More pipelines not the answer
Re: “We still need oil and gas” (Letters, April 26)
Letter-writer Arnold Condy supports building oil pipelines to both our coasts to supply oil to world markets. This, he says, will strengthen our economy to enable us to meet the challenges of climate change.
However, building more pipelines will make it that much harder for us to meet our Paris Agreement commitment to reduce our greenhouse gas emissions to limit climate change.
Canada has agreed to reduce emissions by 30 per cent by 2030 compared with their 2005 level, but so far we’ve reduced emissions by only two per cent.
Condy suggests that ultimately the solution will be technology making clean energy commercially competitive, in which case it will eventually be universally adopted.

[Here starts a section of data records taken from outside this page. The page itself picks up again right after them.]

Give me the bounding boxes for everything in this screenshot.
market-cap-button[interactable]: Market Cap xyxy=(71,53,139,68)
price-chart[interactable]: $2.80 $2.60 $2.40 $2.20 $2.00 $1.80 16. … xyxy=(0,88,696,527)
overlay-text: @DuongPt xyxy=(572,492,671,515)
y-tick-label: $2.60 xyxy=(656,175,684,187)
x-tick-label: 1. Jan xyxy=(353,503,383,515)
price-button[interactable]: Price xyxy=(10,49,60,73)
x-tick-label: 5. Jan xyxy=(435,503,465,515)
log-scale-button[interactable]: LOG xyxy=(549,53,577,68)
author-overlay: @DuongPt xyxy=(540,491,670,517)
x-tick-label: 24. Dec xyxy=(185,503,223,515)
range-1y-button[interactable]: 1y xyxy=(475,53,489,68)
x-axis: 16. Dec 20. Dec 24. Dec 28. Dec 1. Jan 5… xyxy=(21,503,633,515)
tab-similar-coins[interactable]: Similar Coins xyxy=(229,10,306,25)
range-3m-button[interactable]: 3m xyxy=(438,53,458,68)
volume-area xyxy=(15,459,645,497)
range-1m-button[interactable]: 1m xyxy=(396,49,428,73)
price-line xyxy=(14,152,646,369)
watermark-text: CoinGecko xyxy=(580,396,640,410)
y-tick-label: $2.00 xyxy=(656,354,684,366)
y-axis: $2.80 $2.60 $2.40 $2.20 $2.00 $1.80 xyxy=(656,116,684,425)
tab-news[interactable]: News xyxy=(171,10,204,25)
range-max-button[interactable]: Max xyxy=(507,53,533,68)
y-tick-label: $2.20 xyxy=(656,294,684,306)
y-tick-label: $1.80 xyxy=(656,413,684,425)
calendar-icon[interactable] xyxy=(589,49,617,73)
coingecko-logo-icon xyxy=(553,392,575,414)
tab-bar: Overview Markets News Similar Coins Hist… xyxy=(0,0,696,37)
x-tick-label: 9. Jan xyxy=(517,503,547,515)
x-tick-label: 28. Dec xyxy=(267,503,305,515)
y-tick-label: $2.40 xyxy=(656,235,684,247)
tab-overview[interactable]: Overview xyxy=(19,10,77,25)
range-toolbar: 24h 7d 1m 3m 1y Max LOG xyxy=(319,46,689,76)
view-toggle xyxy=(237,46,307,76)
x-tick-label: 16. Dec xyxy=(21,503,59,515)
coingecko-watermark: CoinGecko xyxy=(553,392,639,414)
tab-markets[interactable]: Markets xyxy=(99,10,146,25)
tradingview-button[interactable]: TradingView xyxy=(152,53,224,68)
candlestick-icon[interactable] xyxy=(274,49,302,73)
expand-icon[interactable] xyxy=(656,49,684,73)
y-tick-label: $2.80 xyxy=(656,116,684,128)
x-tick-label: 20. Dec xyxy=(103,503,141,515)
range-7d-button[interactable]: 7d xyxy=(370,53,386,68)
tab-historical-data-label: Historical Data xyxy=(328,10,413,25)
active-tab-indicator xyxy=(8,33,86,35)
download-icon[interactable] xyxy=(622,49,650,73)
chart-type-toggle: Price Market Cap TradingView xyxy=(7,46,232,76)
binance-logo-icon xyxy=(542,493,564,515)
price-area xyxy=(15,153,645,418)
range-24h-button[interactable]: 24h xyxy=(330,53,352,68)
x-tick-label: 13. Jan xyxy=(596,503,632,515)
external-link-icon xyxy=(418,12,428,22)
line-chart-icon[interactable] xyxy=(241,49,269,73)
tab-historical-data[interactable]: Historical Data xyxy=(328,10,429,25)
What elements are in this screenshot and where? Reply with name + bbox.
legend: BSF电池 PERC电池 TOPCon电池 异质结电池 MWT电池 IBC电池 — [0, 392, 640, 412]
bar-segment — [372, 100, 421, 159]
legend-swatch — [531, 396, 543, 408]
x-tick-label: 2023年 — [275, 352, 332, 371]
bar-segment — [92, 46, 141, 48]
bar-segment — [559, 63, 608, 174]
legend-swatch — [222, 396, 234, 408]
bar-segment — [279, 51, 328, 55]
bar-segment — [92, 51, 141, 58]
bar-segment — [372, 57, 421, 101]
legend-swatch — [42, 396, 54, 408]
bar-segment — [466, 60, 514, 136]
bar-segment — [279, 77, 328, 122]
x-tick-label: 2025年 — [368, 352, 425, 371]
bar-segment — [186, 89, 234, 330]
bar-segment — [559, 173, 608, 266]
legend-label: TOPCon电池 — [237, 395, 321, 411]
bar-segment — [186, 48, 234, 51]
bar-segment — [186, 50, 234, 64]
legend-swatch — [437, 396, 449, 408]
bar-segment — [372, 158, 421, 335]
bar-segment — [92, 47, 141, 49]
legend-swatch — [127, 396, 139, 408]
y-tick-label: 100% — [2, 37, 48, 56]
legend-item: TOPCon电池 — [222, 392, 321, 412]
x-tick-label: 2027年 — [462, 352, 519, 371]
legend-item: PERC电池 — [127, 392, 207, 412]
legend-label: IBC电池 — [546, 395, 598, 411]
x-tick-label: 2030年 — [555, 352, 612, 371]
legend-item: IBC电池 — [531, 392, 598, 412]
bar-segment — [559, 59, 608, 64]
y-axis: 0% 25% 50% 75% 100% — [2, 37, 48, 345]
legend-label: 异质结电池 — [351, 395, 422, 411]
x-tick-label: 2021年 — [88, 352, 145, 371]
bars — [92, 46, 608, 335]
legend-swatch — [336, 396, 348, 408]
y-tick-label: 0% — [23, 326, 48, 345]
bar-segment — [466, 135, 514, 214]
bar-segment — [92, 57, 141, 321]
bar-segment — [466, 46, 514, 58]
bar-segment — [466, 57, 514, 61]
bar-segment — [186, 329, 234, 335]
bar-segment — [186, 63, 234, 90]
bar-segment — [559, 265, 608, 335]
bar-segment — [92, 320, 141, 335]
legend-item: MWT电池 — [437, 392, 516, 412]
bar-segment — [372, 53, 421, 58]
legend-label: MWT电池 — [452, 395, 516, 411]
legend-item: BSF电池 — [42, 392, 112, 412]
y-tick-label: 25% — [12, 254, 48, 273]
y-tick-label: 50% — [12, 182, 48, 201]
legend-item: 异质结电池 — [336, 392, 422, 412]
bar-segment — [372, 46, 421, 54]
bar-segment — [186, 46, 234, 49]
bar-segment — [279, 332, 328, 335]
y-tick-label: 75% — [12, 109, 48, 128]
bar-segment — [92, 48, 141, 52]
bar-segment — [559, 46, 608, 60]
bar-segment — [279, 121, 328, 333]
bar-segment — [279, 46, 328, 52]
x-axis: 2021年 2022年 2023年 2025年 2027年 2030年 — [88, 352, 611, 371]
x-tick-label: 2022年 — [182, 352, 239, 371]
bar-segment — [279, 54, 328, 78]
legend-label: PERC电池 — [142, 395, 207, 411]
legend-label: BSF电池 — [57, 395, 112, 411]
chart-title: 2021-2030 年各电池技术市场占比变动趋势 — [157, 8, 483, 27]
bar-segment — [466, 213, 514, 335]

However, leaving aside the urgency of the climate situation, the reality, according to the International Renewable Energy Agency, is that nearly two-thirds of all energy installed globally in 2018 was renewable. Canada lags behind this change, in part because our governments have supported the oil and gas industry more than renewable energy.
If our governments — provincial as well as federal — would support and promote much more the production and use of clean energy in Canada, they would be strengthening our economy in a way that directly counters climate change.
Further, by encouraging the export of this technology to the rest of the world, they could be helping other countries to do the same.